During Long's tenure as director, the Engineering Experiment station set a new record of $5.2 million in grants and contracts in fiscal year 1970–71 in spite of an economic recession and government budget cuts. In July 1971, the station lost half of its state funding, resulting in layoffs of a large number of research personnel and the reorganization of the station to make it more financially independent by shifting its focus toward soliciting revenue-generating contracts. Long's annual report of 1972-73 reflected this change, where he defined the station as "a client-oriented research center supported primarily by Federal and industrial grants." The shift in funding led the station toward more environmentally-related research and the development of alternative energy sources.

Long retired as director of the Engineering Experiment Station in 1975, but continued to serve as a consultant.
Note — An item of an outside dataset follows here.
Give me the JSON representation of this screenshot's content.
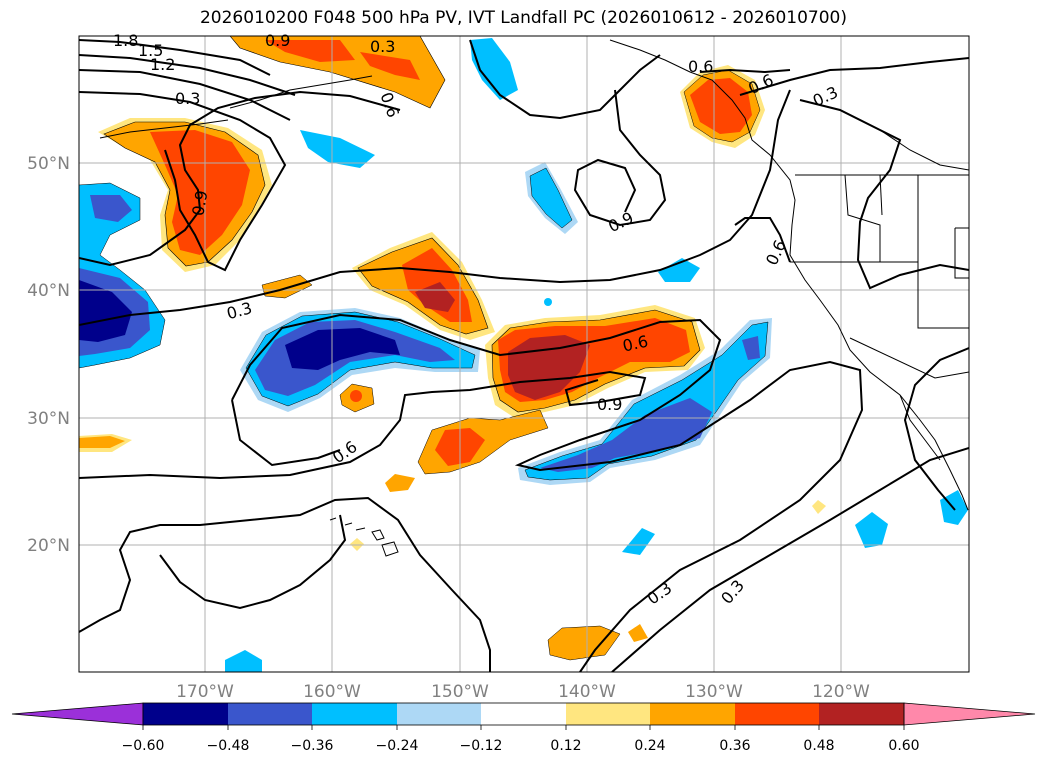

He also worked as a private radar consultant, most notably serving as a liaison scientist with the U.S. Office of Naval Research in London, England. He has written and edited several books on radar systems including Radar Reflectivity of Land and Sea and Airborne Early Warning System Concepts.

==Personal life and death==
Long married Beverly Benson in 1963, the couple had two children together.

Long died on October 14, 2023, aged 98.